UN NUEVO PENTECOSTÉS
Fabián Echenique
Los discípulos sentían miedo. Tenían motivos sobrados para estar asustados, para ocultarse de la mirada del pueblo, para reunirse a puertas cerradas procurándose mutuos consuelos. Jesús había sido crucificado, lo habían maltratado con saña y seguramente harían lo mismo con el que se atreviera a defender su nombre. Había muchos cristianos por allí pero sus bocas estaban cerradas frente a lo que el corazón les gritaba.

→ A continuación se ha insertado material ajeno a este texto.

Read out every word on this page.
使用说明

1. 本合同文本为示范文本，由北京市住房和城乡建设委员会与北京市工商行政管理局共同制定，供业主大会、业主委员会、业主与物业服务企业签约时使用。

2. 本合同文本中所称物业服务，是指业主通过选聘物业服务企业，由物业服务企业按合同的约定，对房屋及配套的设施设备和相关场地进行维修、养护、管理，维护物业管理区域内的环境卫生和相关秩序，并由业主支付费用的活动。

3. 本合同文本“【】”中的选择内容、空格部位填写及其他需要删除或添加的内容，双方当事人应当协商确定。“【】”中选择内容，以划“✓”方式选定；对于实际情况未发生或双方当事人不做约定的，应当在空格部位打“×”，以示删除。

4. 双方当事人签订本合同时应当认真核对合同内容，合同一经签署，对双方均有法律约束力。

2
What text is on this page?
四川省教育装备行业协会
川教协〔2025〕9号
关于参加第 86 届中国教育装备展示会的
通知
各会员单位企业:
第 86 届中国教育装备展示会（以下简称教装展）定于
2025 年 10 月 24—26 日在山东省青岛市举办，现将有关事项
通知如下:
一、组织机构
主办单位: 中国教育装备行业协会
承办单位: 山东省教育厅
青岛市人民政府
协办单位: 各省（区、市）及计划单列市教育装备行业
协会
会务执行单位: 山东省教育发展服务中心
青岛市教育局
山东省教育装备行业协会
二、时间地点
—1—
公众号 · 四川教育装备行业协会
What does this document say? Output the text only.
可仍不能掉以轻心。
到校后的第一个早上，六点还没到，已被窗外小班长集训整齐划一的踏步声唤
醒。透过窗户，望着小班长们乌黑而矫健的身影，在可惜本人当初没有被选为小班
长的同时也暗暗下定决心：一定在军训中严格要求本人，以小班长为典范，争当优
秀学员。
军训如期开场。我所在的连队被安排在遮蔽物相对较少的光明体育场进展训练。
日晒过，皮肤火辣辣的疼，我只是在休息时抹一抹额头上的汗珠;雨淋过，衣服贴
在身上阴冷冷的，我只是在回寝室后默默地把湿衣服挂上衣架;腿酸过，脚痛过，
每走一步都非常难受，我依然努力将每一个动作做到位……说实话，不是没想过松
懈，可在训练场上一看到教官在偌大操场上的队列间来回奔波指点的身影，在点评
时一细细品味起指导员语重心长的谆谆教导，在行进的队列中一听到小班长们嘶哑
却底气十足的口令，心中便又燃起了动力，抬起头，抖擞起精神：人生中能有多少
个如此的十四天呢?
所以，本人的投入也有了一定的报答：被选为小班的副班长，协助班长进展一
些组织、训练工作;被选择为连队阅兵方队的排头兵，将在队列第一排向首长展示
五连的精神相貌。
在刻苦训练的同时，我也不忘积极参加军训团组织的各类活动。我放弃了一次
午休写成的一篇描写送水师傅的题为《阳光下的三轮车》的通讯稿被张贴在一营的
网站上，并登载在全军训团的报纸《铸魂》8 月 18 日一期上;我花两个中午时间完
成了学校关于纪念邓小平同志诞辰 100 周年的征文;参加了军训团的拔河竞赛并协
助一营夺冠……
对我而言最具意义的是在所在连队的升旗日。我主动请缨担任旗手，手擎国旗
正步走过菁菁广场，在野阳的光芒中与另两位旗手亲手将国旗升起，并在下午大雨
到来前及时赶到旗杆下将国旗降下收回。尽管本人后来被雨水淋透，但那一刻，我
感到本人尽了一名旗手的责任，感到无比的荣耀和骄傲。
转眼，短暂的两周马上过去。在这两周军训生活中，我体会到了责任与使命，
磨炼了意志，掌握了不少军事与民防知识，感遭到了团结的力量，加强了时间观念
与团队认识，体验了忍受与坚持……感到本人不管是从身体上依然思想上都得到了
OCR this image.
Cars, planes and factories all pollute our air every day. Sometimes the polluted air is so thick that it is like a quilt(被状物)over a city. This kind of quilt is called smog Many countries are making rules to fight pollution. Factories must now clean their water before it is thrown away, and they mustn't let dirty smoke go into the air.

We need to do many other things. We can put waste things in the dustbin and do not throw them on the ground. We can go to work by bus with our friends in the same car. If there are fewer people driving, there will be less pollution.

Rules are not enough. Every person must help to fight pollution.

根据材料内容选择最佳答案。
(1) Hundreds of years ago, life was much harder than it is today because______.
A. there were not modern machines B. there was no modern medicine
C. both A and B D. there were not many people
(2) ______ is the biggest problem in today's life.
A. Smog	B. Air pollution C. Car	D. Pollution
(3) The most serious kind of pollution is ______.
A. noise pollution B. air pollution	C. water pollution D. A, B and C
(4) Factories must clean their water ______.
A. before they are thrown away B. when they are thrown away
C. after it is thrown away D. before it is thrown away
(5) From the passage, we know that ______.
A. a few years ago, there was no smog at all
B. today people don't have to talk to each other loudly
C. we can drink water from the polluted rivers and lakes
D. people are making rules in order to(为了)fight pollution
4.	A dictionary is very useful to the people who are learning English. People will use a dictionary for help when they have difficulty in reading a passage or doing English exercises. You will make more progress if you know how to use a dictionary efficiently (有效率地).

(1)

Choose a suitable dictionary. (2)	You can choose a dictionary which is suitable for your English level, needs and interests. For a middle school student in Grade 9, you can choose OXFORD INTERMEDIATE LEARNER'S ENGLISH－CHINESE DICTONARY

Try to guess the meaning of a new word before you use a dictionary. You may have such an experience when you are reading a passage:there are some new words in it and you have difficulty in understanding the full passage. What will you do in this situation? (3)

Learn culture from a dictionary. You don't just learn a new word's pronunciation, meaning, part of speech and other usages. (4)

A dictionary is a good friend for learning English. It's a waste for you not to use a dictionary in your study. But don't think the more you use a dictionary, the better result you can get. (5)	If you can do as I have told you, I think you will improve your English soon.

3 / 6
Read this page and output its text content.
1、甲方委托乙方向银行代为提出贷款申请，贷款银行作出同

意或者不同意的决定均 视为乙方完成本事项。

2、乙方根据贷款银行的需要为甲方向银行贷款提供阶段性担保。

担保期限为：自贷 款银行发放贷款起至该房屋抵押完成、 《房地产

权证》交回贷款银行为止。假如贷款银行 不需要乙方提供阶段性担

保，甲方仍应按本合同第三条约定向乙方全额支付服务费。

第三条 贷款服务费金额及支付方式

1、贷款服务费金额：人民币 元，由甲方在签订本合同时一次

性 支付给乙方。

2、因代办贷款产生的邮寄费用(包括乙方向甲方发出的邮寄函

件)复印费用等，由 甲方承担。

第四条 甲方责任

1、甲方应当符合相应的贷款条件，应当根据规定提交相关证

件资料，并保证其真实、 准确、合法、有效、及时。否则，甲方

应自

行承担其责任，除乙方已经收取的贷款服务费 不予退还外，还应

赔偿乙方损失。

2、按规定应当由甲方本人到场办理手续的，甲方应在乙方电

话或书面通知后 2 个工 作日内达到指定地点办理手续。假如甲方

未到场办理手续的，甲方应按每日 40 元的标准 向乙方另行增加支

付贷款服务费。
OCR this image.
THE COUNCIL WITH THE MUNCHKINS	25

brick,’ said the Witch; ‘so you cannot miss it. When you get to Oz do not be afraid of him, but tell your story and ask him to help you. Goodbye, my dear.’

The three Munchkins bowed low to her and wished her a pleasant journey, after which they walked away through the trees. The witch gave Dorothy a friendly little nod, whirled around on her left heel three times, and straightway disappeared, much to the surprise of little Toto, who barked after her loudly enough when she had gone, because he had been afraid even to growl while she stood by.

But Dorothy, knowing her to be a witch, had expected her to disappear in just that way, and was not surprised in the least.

Una sola presencia los animaba, les daba consuelo, les ofrecía sostén frente a una prueba tan amarga: María. Ella, que hasta algunos días atrás fuera la madre de su Maestro ahora era la madre de todos. Y como tal se portaba: escuchándolos, abrazándolos, animándolos, contagiando esperanza.
Sentían miedo, sí… ¿y cómo podrían cumplir entonces la misión que se les encomendaba? ¿Cómo continuar en el mundo la siembra de amor que Jesús había iniciado? Esas dudas se multiplicaban en la pequeña casa en la que se ocultaban.
Por eso, cuando Jesús se apareció entre ellos, lo primero que les dijo fue: “La paz esté con vosotros”. Y descendió sobre ellos el Espíritu Santo. Desde ese momento abrieron puertas y ventanas, salieron a predicar a la luz del día y frente a amigos y enemigos que Cristo había resucitado. La angustia se volvió paz y el miedo tornó en valentía.
Nosotros necesitamos nuestro Pentecostés. También se oculta en nuestro corazón el nombre de cristianos. Se oculta porque le tememos al mundo, al ridículo, al desprecio, a la indiferencia, al rechazo. Y no sólo es miedo. Nos falta también la paz. Estamos en conflicto entre lo que queremos ser y lo que conviene que seamos. Queremos ser de Cristo, pero conviene a nuestro egoísmo rechazarlo. Queremos llevar una vida santa, pero conviene a nuestros deseos buscar el placer y los beneficios personales.
Hoy también Cristo viene a tu encuentro. La casa del nuevo Pentecostés es la Iglesia. Los nuevos discípulos son los miembros de tu comunidad y María sigue estando allí, como ayer muy cerca de sus hijos. Cristo resucitado viene cada día en la Eucaristía y busca ansioso, entre todos los presentes, tu rostro para decirte también: “la paz esté contigo”. Si aceptas esa paz, ya no habrán dudas en tu corazón y se te dará un Espíritu de sabiduría y fortaleza, de piedad y entendimiento; de ciencia, consejo y santo temor de Dios. Y cuando hables de Cristo tus palabras serán semilla; y cuando te ataquen por tu Fe te sentirás feliz de compartir la suerte de los mártires; y cuando vivas de acuerdo a lo que predicas gustarás en esta misma vida el dulce anticipo de lo que te espera en la eternidad.